The award, titled “Challenger Inspiring Teacher Award” was given to teachers who were nominated by former students, administrators, colleagues, and parents. The award recipients included the following: Holly Camacaro, 3rd-grade teacher at Griffith Elementary School in the Ferguson-Florissant School District, Jessica Foersterling, is a 5th-grade science teacher at St. Mary’s School in Alton, IL, Carl Hoagland, Professor of Technology and Learning at the University of Missouri St. Louis, Beth Kassel, 5th-8th grade teacher at St. Justin Martyr Catholic School in Sappington, MO, Diane O’Leary (retired) 6th- grade science at Truman Middle School in the Lindbergh School District, Kyle Selliers, 5th-grade teacher at Signal Hill Elementary School in Belleville, IL, and Cheryl Thomas, 6th-8th grade science teacher at St. Ann Catholic School in Normandy.
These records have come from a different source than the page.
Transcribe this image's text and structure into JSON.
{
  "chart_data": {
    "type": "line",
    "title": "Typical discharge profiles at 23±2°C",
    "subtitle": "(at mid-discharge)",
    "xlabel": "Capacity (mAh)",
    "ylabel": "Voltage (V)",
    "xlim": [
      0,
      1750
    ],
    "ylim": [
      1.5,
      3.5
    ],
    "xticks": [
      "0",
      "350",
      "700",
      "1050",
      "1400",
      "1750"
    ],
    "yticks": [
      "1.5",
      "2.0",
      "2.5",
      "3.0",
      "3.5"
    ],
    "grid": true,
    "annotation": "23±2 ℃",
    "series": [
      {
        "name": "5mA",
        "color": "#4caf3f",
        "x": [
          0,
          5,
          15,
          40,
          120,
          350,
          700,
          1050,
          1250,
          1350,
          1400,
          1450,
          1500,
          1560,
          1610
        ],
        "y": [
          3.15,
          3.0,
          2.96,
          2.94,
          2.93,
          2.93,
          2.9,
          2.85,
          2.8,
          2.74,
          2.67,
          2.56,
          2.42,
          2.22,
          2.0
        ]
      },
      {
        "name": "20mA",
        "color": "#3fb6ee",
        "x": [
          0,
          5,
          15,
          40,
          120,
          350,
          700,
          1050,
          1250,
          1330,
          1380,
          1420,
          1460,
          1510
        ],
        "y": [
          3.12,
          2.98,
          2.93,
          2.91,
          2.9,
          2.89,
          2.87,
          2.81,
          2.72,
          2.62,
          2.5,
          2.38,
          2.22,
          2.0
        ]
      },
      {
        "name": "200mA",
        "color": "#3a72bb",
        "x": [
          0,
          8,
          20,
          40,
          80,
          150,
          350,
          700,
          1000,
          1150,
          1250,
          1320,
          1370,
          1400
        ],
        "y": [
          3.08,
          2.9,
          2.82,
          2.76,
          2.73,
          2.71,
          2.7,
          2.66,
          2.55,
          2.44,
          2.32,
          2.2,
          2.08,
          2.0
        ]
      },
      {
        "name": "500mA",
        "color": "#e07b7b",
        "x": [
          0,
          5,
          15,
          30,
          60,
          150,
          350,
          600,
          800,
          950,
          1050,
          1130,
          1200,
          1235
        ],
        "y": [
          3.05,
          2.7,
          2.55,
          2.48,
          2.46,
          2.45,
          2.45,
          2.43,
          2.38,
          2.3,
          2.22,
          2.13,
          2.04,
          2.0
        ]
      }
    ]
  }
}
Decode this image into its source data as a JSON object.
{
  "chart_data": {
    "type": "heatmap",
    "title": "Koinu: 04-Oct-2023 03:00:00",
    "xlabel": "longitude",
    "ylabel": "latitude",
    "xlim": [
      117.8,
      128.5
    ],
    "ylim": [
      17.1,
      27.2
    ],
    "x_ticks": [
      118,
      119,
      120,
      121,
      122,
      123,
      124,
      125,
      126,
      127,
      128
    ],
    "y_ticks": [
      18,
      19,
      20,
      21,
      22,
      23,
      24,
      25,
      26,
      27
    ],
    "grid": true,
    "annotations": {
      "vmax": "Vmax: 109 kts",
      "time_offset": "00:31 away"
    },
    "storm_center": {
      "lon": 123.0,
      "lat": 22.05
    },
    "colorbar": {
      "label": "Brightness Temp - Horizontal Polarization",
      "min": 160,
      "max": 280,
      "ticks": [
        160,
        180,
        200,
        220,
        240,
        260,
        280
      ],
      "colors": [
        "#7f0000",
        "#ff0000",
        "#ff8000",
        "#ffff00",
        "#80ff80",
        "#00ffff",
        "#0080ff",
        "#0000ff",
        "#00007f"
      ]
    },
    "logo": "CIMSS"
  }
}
“Receiving the Challenger Inspiring Teacher Award at the 30th anniversary honoring the crew of the Space Shuttle Challenger is an extreme honor and a humbling experience. The award makes me more motivated to encourage our youth to consider STEM careers,” said Dr. Carl Hoagland, Professor of Technology and Learning at the University of Missouri St. Louis.
In addition to the recognitions and awards, the Challenger Learning Center held a program during the day that included future educators—education majors from area colleges and universities, who worked alongside a group of 6th-grade students from Airport Elementary School in Ferguson in a simulated space mission. Those education majors also participated in some hands-on activities that were similar to the ones that Christa McAuliffe was planning on teaching from space.